The boy, with hair in his eyes, glanced up from the device, his gaze numb from the effects of his devices. He pulled a wire from his ear. "Huh?"

Mr. Fitzhenry looked into the boy's green eyes, so full of vitality, yet as dead as the leaves twirling in the air, and shook his head. Youth, in these days, only tired him out with their endless vigor and their eyes forever blind to all but the electronic screens they seemed to live carrying. Mr. Fitzhenry had the sensation that he was standing still, while the rest of the world skittered about.

After several ventures, Mr. Fitzhenry managed to rise to his feet. He heaved himself down the street and, with even more effort, bent over to pick up his hat. Just as he straightened and placed the hat atop his bald head, he spotted the bus powering down the street.
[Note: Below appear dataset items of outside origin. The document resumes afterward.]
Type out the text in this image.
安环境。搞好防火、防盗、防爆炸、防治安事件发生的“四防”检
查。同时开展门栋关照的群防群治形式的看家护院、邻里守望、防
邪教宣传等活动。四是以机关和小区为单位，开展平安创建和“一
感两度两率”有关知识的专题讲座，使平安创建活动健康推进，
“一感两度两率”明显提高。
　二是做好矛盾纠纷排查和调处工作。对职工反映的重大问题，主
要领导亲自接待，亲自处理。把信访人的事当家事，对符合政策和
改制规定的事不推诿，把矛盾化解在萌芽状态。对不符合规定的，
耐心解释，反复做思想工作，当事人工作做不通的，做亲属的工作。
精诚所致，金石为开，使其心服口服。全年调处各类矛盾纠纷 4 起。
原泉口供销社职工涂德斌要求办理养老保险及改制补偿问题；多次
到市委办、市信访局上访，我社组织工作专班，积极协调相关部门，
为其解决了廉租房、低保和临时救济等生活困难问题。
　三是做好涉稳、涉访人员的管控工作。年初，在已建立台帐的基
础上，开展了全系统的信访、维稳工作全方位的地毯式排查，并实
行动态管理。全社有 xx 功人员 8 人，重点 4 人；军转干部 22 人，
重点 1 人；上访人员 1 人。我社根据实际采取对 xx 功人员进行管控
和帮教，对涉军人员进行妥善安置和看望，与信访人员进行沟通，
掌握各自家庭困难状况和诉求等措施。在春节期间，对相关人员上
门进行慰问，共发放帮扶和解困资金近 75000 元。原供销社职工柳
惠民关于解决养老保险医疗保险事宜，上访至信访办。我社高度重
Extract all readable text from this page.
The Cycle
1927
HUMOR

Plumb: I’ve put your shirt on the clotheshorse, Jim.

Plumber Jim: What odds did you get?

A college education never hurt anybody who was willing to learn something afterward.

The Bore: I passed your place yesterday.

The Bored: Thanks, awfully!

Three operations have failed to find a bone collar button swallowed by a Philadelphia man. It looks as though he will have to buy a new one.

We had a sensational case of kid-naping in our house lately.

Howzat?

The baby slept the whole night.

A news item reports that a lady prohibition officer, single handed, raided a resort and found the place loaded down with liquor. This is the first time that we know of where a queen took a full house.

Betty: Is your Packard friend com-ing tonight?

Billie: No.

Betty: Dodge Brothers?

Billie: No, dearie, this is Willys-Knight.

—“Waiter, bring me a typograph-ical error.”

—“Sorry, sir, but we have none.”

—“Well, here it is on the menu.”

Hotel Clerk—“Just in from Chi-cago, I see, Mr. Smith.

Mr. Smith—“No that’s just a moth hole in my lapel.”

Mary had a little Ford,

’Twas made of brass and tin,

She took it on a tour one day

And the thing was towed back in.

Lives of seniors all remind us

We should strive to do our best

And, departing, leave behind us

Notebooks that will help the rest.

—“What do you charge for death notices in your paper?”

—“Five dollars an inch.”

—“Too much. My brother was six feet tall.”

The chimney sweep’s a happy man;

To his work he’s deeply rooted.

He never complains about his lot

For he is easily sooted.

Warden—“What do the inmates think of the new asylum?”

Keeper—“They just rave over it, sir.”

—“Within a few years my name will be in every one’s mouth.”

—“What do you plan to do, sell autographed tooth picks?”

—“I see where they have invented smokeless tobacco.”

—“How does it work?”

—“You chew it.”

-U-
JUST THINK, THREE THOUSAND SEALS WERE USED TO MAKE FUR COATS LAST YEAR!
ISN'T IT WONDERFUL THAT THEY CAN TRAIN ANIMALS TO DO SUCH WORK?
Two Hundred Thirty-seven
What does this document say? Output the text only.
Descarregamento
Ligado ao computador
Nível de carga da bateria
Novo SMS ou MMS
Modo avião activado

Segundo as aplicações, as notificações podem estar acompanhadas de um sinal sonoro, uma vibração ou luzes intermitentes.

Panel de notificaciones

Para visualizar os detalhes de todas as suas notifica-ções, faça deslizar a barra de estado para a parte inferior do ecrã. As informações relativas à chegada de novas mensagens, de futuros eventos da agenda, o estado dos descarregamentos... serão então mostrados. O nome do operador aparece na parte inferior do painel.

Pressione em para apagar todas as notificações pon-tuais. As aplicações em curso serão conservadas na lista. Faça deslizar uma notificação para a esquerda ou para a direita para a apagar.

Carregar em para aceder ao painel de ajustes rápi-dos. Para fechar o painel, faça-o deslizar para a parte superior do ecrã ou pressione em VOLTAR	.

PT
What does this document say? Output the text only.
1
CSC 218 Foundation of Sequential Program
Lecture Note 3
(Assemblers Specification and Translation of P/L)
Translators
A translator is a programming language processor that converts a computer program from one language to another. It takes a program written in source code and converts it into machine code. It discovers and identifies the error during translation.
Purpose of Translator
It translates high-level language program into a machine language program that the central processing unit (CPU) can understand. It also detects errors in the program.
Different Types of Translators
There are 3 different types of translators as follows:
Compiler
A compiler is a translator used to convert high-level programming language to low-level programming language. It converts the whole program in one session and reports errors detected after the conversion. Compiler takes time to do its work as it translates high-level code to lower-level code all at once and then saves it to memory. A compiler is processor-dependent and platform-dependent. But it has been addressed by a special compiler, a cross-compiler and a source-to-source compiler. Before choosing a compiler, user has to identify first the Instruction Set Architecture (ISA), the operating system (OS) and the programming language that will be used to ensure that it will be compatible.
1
It pulled over at the stop and the boy stood and boarded, eyes never leaving the device in his hands.

Clasping his walker tight, Mr. Fitzhenry made a dash for the bus stop. The wheels of his walker clattered and clanked and a tennis ball burst and fell off, breaking the balance of the walker. He fell with a shout. "Wait!"

The bus closed its doors and started down the street, didn't seem to notice the passenger left behind. It was behind schedule, anyway, and in a rush. Even if it did leave any possible passengers behind, there was always the next bus. In the very last seat, the boy looked up from the machine he clutched. Peering out the back window, he, with a circus-delight smile dashing swift across his face, watched an old man hauling himself off the ground and running – if the man's shuffle of groaning knees and paper weight feet was indeed, running – after the bus. But the bus sped ahead, and behind was a bus stop, a six-legged man, and a green bench, that, just last week, had been purple.